The episode led Michael Schur to be nominated for a Primetime Emmy Award for Outstanding Writing or a Comedy Series. Though it didn’t win, it still received highly favorable reviews.
3 “One Last Ride” (S7 E12/13)
This double season finale of Parks and Recreation ties up all the show's loose ends into one masterpiece. Though it begins in 2017 where the previous shows left off, it soon jumps through the future to show what happens all the way through 2048.
Donna is happily married to Joe and sets up a non-profit called Teach Yo Self, April and Andy give birth to a son, Tom becomes a motivational speaker and publishes a book, Ron takes a new job as a superintendent, and Leslie becomes Governor of the State of Indiana (and potentially more). There are further things to dive into, but let's not get ahead of ourselves quite yet.
2 “Li’l Sebastian” (S3 E16)
“Li’l Sebastian” had Pawnee preparing for the funeral of their favorite miniature horse of the same name. Leslie and Ben also do their best to keep their feelings for each other secret due to how it being a conflict of interest in the workplace.
“Li’l Sebastian” received a heaping of praise from critics who found that the episode highlighted the best of every character through humorous circumstances, holistic jokes, and high-stakes. In other words, the actors and writers reached their peak.

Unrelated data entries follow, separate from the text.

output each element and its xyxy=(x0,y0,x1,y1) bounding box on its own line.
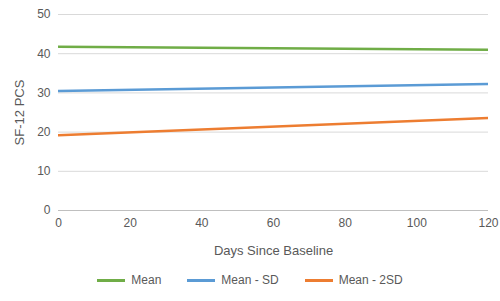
svg-text:Days Since Baseline: Days Since Baseline xyxy=(214,243,333,258)
svg-text:80: 80 xyxy=(338,216,352,230)
html-text:Mean: Mean xyxy=(131,273,162,287)
svg-text:30: 30 xyxy=(37,86,51,100)
svg-text:SF-12 PCS: SF-12 PCS xyxy=(12,79,27,145)
svg-text:40: 40 xyxy=(37,47,51,61)
svg-text:120: 120 xyxy=(478,216,498,230)
html-text:Mean - SD: Mean - SD xyxy=(221,273,279,287)
svg-text:0: 0 xyxy=(55,216,62,230)
svg-text:60: 60 xyxy=(267,216,281,230)
svg-text:40: 40 xyxy=(195,216,209,230)
svg-text:20: 20 xyxy=(37,125,51,139)
html-text:Mean - 2SD: Mean - 2SD xyxy=(338,273,403,287)
svg-text:50: 50 xyxy=(37,7,51,21)
svg-text:100: 100 xyxy=(407,216,427,230)
svg-text:0: 0 xyxy=(44,203,51,217)
svg-text:10: 10 xyxy=(37,164,51,178)
svg-text:20: 20 xyxy=(123,216,137,230)
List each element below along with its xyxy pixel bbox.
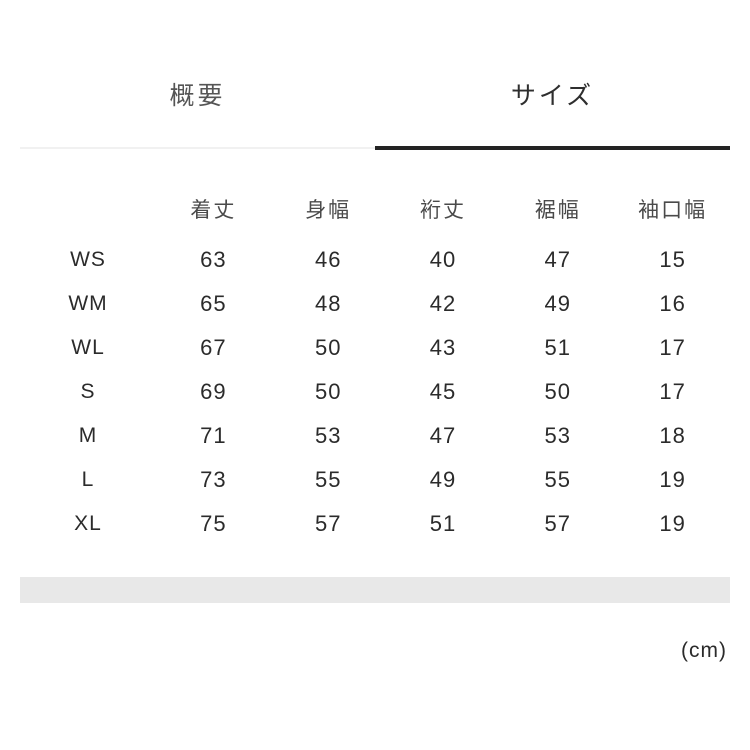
row-label-m: M xyxy=(78,424,98,447)
cell-s-body-length: 69 xyxy=(200,379,227,404)
size-table-head: 着丈 身幅 裄丈 裾幅 袖口幅 xyxy=(20,180,730,238)
row-label-wm: WM xyxy=(68,292,108,315)
table-row: WM 65 48 42 49 16 xyxy=(20,282,730,326)
cell-ws-hem-width: 47 xyxy=(544,247,572,272)
column-header-chest-width: 身幅 xyxy=(305,199,352,222)
column-header-body-length: 着丈 xyxy=(190,199,237,222)
table-row: XL 75 57 51 57 19 xyxy=(20,502,730,546)
cell-m-cuff-width: 18 xyxy=(659,423,686,448)
cell-m-sleeve-length: 47 xyxy=(429,423,457,448)
cell-m-chest-width: 53 xyxy=(314,423,342,448)
column-header-cuff-width: 袖口幅 xyxy=(638,199,708,222)
column-header-hem-width: 裾幅 xyxy=(534,199,581,222)
tab-size-underline xyxy=(375,146,730,150)
cell-xl-body-length: 75 xyxy=(200,511,227,536)
cell-wl-cuff-width: 17 xyxy=(659,335,686,360)
tab-bar: 概要 サイズ xyxy=(20,62,730,150)
cell-wm-cuff-width: 16 xyxy=(659,291,686,316)
cell-l-sleeve-length: 49 xyxy=(429,467,457,492)
size-measurements-table: 着丈 身幅 裄丈 裾幅 袖口幅 WS 63 46 40 47 15 WM 65 … xyxy=(20,180,730,546)
cell-l-body-length: 73 xyxy=(200,467,227,492)
cell-xl-cuff-width: 19 xyxy=(659,511,686,536)
cell-l-cuff-width: 19 xyxy=(659,467,686,492)
cell-m-hem-width: 53 xyxy=(544,423,572,448)
table-row: S 69 50 45 50 17 xyxy=(20,370,730,414)
cell-wl-hem-width: 51 xyxy=(544,335,572,360)
cell-ws-body-length: 63 xyxy=(200,247,227,272)
cell-xl-sleeve-length: 51 xyxy=(429,511,457,536)
column-header-sleeve-length: 裄丈 xyxy=(419,199,466,222)
cell-ws-cuff-width: 15 xyxy=(659,247,686,272)
cell-xl-hem-width: 57 xyxy=(544,511,572,536)
tab-overview-underline xyxy=(20,147,375,149)
cell-wm-body-length: 65 xyxy=(200,291,227,316)
tab-underline-row xyxy=(20,146,730,150)
table-row: M 71 53 47 53 18 xyxy=(20,414,730,458)
table-row: WL 67 50 43 51 17 xyxy=(20,326,730,370)
section-divider-band xyxy=(20,577,730,603)
row-label-xl: XL xyxy=(74,512,102,535)
cell-ws-chest-width: 46 xyxy=(314,247,342,272)
cell-wl-chest-width: 50 xyxy=(314,335,342,360)
cell-s-cuff-width: 17 xyxy=(659,379,686,404)
cell-l-chest-width: 55 xyxy=(314,467,342,492)
row-label-wl: WL xyxy=(71,336,105,359)
unit-note: (cm) xyxy=(681,639,727,662)
row-label-l: L xyxy=(81,468,95,491)
table-row: WS 63 46 40 47 15 xyxy=(20,238,730,282)
table-header-row: 着丈 身幅 裄丈 裾幅 袖口幅 xyxy=(20,180,730,238)
cell-s-hem-width: 50 xyxy=(544,379,572,404)
column-header-size xyxy=(20,180,156,238)
cell-ws-sleeve-length: 40 xyxy=(429,247,457,272)
cell-wm-sleeve-length: 42 xyxy=(429,291,457,316)
cell-l-hem-width: 55 xyxy=(544,467,572,492)
cell-wm-chest-width: 48 xyxy=(314,291,342,316)
cell-s-chest-width: 50 xyxy=(314,379,342,404)
row-label-s: S xyxy=(80,380,96,403)
cell-wl-body-length: 67 xyxy=(200,335,227,360)
cell-s-sleeve-length: 45 xyxy=(429,379,457,404)
cell-wm-hem-width: 49 xyxy=(544,291,572,316)
cell-m-body-length: 71 xyxy=(200,423,227,448)
tab-size-label: サイズ xyxy=(510,82,595,110)
row-label-ws: WS xyxy=(70,248,106,271)
size-table-body: WS 63 46 40 47 15 WM 65 48 42 49 16 WL 6… xyxy=(20,238,730,546)
tab-overview[interactable]: 概要 xyxy=(20,62,375,150)
table-row: L 73 55 49 55 19 xyxy=(20,458,730,502)
tab-overview-label: 概要 xyxy=(169,82,226,110)
tab-size[interactable]: サイズ xyxy=(375,62,730,150)
cell-wl-sleeve-length: 43 xyxy=(429,335,457,360)
cell-xl-chest-width: 57 xyxy=(314,511,342,536)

Pawnee also got the spotlight it deserved in the episode, with the setup proving how critical the setting was to the show as a whole. Could the death of a horse have had the same impact anywhere else? Heck, no.
1 The Series Finale
We're back to "One Last Ride," but this time, we're looking at it from a different angle. While it was an excellent season finale, it was an even greater series finale.
“One Last Ride” is highly regarded for ending the series on a positive note in a unique way. Flipping through the years left no room for a future season, letting the series come to a natural conclusion.
It’s satisfying to see Leslie and Ben’s political rise as well as the rest of the gang’s happy endings. Well, most of the gang has a happy ending. Garry’s final moment is an exception, but we'll let that slide.